As the US-Israel conflict with Iran escalated, gold fell 1.4% to $5,252.05 an ounce, while US gold futures slipped 0.9% to $5,263.80. Silver dropped 6.5% to $83.63 after touching a four-week high. Platinum and palladium also declined sharply. At first glance, falling prices during rising geopolitical tension may seem counterintuitive. But short-term conflict rarely drives bullion higher in isolation. Instead, currency strength and monetary policy expectations are currently dominating price action.
The US dollar has climbed to a more than one-month high, making dollar-priced metals more expensive for overseas buyers and dampening global demand. At the same time, markets have increased bets that the Federal Reserve will keep interest rates steady for longer, with the odds of a June rate hold rising above 60%, according to CME FedWatch data.
Higher interest rate expectations tend to pressure non-yielding assets such as gold and silver, which do not offer income. Rising oil and gas shipping costs linked to tensions near the Strait of Hormuz have added to inflation fears, reinforcing expectations that central banks may remain cautious about cutting rates. In addition, profit-taking has played a role, especially in silver. After surging to an all-time high of $129.64 per ounce in January, silver remains more than 161% higher year-on-year despite recent pullbacks. Gold, which reached a record $5,594.82, is still dramatically higher than a year ago, even after its latest dip.
Despite the price retreat, investor demand on BullionVault remains robust. The total number of people buying gold fell 14.1% in February from January’s record count, while the number of sellers dropped 31.1% from its own record high. The Global Gold Investor Index edged just 0.1 points below January’s 62-month high, reading 58.4. The total number of gold owners rose again, setting a ninth consecutive all-time high as March began. Silver buying also cooled from January’s record, down 20.7%, while sellers fell 35.2%. The Silver Investor Index slipped to 63.7 from January’s 69-month peak. Crucially, investor demand for silver outweighed profit-taking for the first time in six months, lifting total client holdings 0.6% higher to 1,332 tonnes, now worth $3.2 billion, up 184.2% from a year earlier.
Gold holdings by weight fell 0.3% in February, marking a fourth monthly decline and leaving total holdings just below 43.4 tonnes, the lightest in 69 months. Yet, by value, those holdings have surged 80.9% year-on-year to a record of over $7.2 billion.
In short, existing owners are using price spikes to take modest profits, while new investors are using dips to initiate or build positions. The value of physical metal traded on BullionVault retreated 29.1% in February from January’s record above $1.1 billion, totaling $789 million. Even so, that level of activity remains historically elevated. February would have set a new record for first-time precious metal buyers had it not followed January’s extraordinary surge.

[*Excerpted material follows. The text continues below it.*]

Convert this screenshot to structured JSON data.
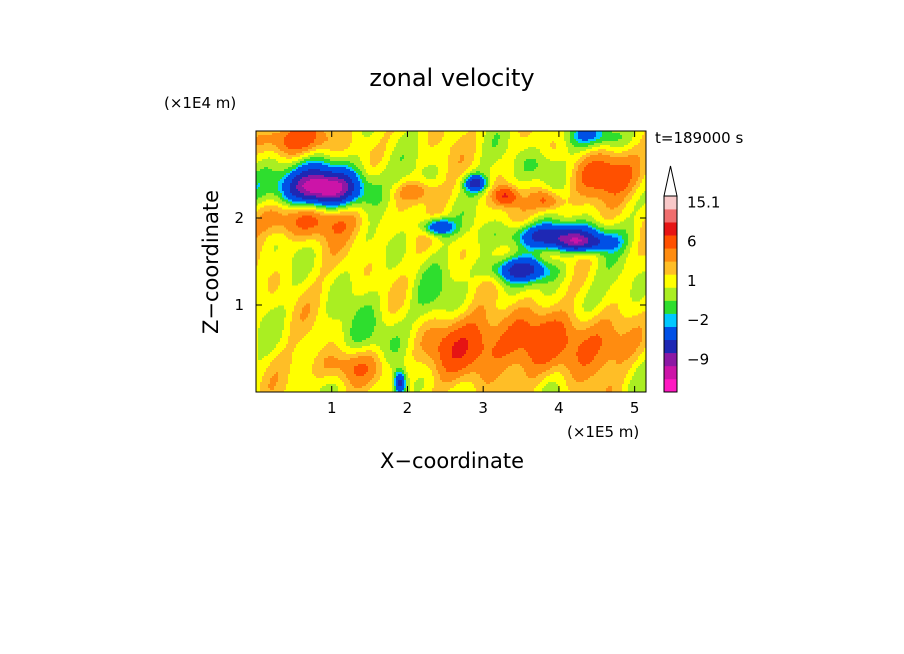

Looking ahead, the key question for markets is whether precious metals will resume their climb or remain under pressure. In the short term, a stronger dollar and firm interest rate expectations could keep prices volatile. But if geopolitical tensions intensify or inflation data surprises to the upside, safe-haven demand may quickly return. Some analysts suggest gold could test $5,600 per ounce if there are no signs of de-escalation in the Middle East.
More importantly, the long-term drivers of today’s precious metals bull market remain firmly in place: ballooning government debt, persistent inflation concerns, fears of overvalued technology stocks, and a broader breakdown in geopolitical order. In a year defined by uncertainty, gold and silver have reached record after record. Even as prices pull back amid dollar strength and rate worries, investor appetite shows little sign of fading.
Gold and silver have never been more popular in the 21 years since BullionVault first opened. And while short-term volatility may test nerves, the strategic case for holding hard assets appears stronger than ever.